O representante do UNFPA no Brasil, Jaime Nadal, explica que tudo isso reflete as mudanças socioeconômicas que o país atravessou, além de importantes avanços na garantia do acesso à saúde sexual, reprodutiva e direitos.

"Alguns dos fatores responsáveis por isso são a melhoria no acesso a serviços em saúde sexual e reprodutiva, além do acesso à informação e ao sistema de saúde de uma maneira geral. No Brasil, o Sistema Único de Saúde (SUS) é um grande responsável pela melhoria no acesso a contraceptivos e a informações. Além disso, é importante destacar que a melhoria nos índices socioeconômicos também vem resultando em melhoria para esses indicadores", afirma.
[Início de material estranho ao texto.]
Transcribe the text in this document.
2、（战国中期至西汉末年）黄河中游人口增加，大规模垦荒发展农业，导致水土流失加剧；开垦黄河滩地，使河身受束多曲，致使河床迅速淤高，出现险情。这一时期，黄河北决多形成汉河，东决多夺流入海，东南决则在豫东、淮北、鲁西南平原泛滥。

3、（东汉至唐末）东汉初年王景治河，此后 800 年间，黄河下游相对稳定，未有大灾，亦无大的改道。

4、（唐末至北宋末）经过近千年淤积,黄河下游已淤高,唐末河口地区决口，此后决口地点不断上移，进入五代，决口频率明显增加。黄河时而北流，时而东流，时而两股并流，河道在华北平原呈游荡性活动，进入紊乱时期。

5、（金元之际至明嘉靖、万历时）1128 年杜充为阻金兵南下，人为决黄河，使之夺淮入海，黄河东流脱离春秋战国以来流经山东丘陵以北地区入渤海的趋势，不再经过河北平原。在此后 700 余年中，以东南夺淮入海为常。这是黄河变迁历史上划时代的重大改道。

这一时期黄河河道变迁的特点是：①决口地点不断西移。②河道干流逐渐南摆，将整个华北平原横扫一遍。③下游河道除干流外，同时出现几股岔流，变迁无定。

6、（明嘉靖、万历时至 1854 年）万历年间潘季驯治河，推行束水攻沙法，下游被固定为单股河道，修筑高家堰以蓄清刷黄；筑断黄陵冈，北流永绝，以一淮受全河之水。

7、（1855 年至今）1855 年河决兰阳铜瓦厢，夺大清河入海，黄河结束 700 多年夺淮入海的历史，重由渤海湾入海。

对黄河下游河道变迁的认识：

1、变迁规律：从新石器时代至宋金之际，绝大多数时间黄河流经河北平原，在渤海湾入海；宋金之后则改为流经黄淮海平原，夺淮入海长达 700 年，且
O Brasil tem, hoje, uma taxa de prevalência de uso de contraceptivos equivalente a 77%. Há 25 anos, em 1969, apenas 35% das mulheres casadas ou em algum tipo de união utilizavam algum método para postergar ou evitar a gravidez, o que comprova, na prática, as mudanças vistas nas configurações familiares de todo o país.

O representante do UNFPA ressalta ser necessário continuar investindo em serviços de qualidade e informação para que mais mulheres possam ter exatamente o número de filhos que desejam e para que não haja demandas não satisfeitas em contracepção, nem desigualdades associadas às taxas de fecundidade.

A publicação foi feita com base em informações do Instituto Brasileiro de Geografia e Estatística (IBGE), como a Pesquisa Nacional por Amostra de Domicílios e o Censo Demográfico de 2010.